We are using pfff to for copying files across networks, and for Cloud and GRID computing. We are using it to find duplicate files in repositories. We are using it to see when files get truncated during copy. I even use it to copy files to my GPS over USB, a tediously slow process, to check whether the copy has succeeded, and to find duplicates in my music collection.
The chance of a collision (finding the same pfff identifier with two different files) is in the same order as with MD5. But where MD5 is slow, pfff is fast, particularly with large files, and/or a slow transport layer, but also on flash SSD drives(!), because pfff gets faster when seek times are low.
The only time you may not want to use pfff is when validating the full correctness of a file (as in the case of a backup, or when avoiding malware). In that case there is no solution but to read the full file.
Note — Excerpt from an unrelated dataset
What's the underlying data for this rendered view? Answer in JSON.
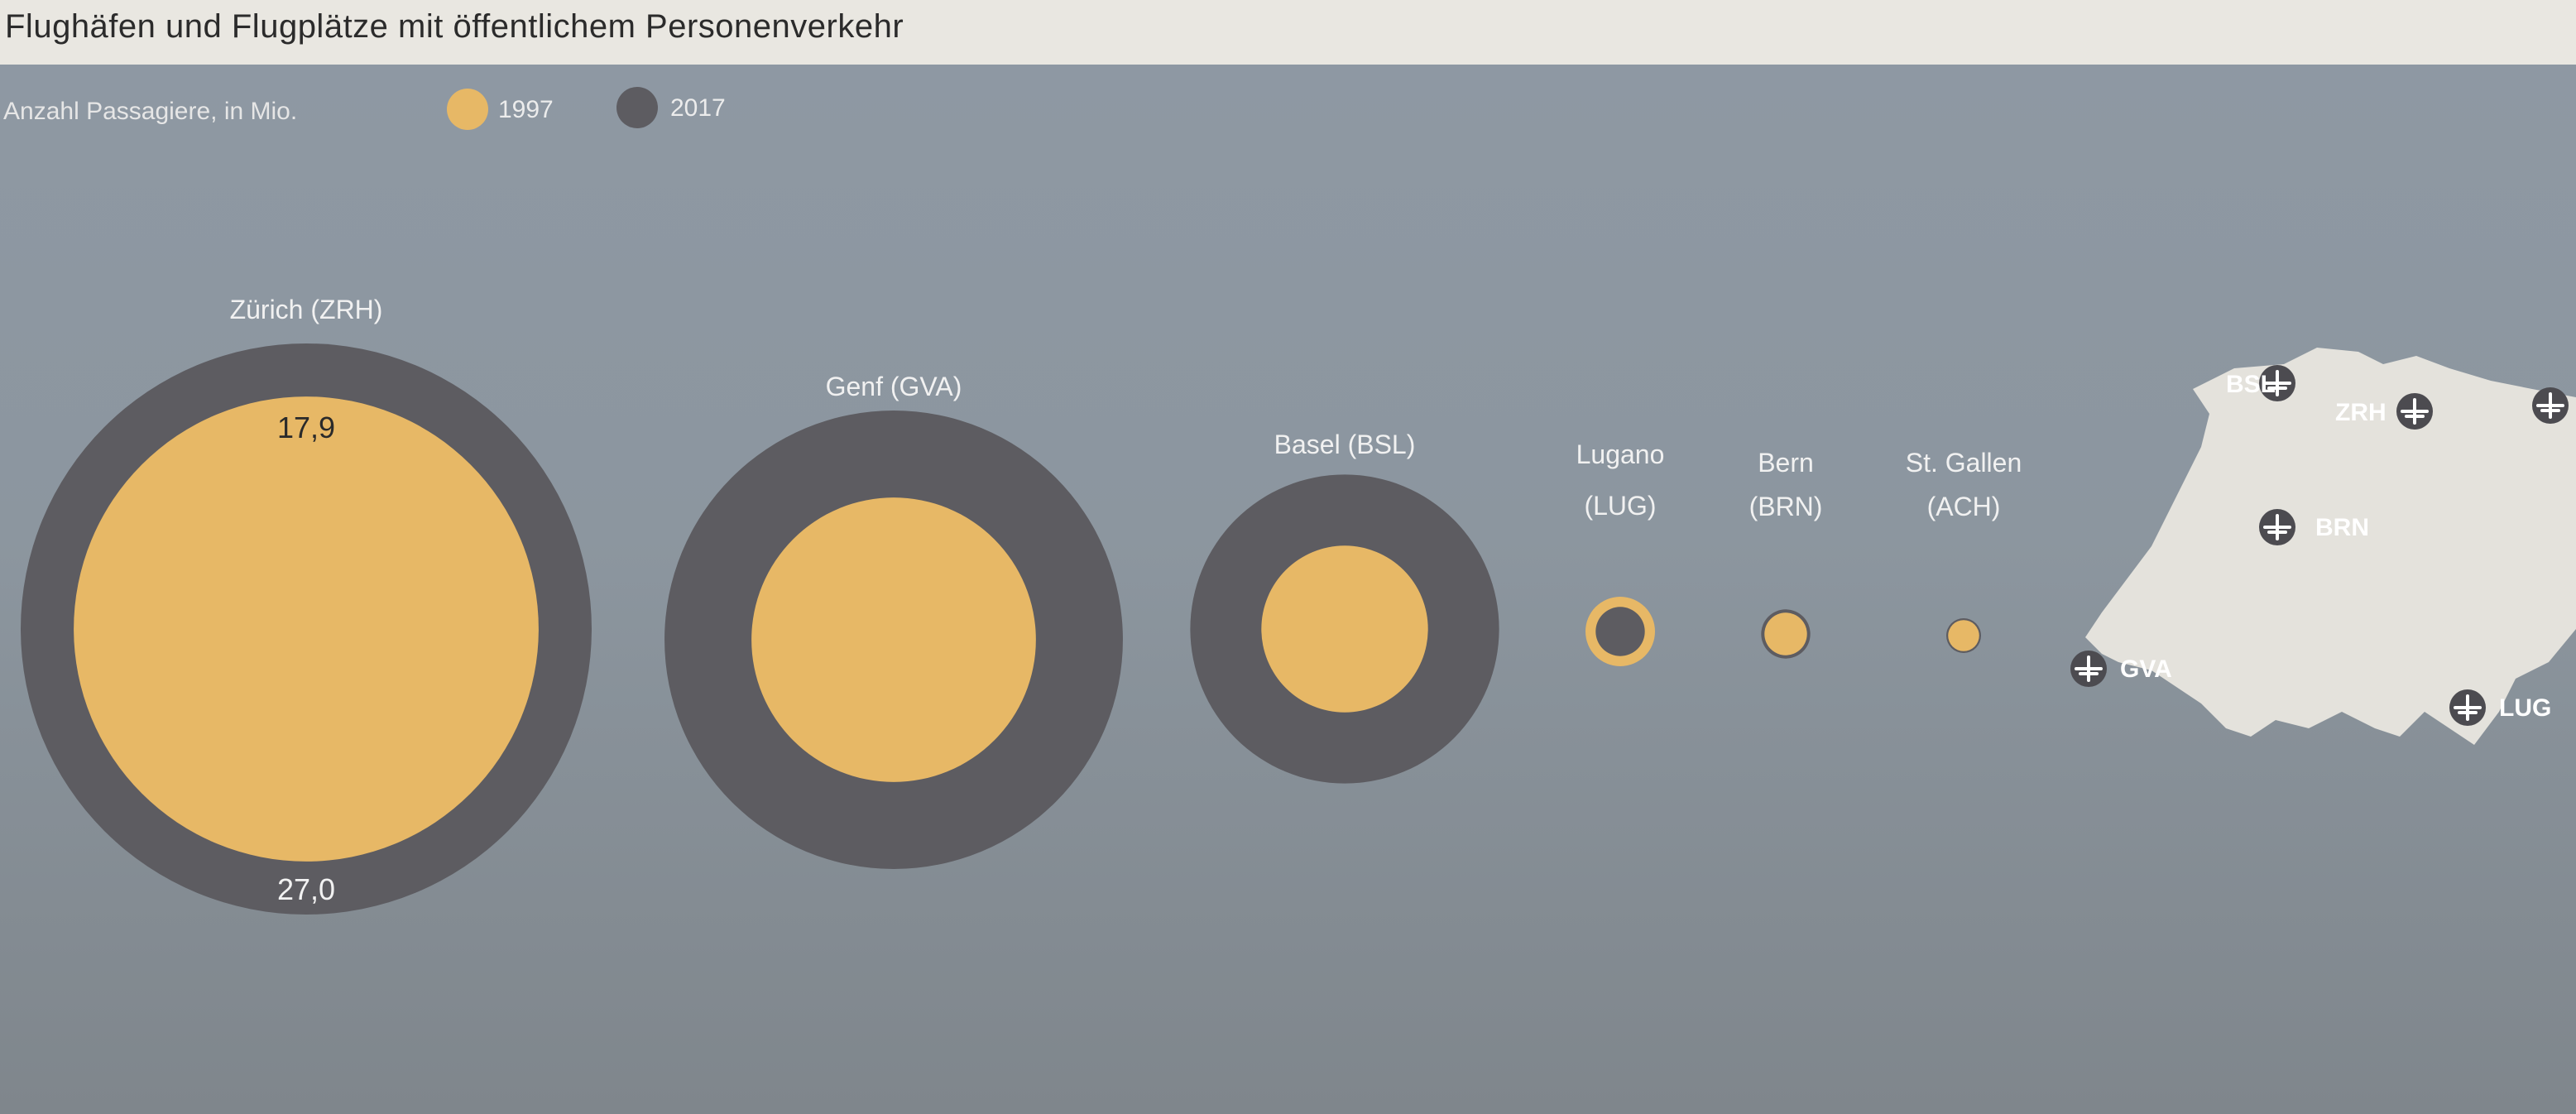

In practise, with modern hardware and software techniques, it is very unlikely for a single byte (a mutation) to change in a file, without other side-effects (hardware errors, parser errors). What is likely, however, is truncation, incomplete transfers, and/or partial deletion of files. Pfff will always find these, because finger prints are guaranteed to change when data shifts.
pfff is free software, and written in C++ for Linux, OS X and Windows. It can be downloaded and compiled from [github](https://github.com/pfff/pfff). Soon we expect pfff to be available in the major software distributions.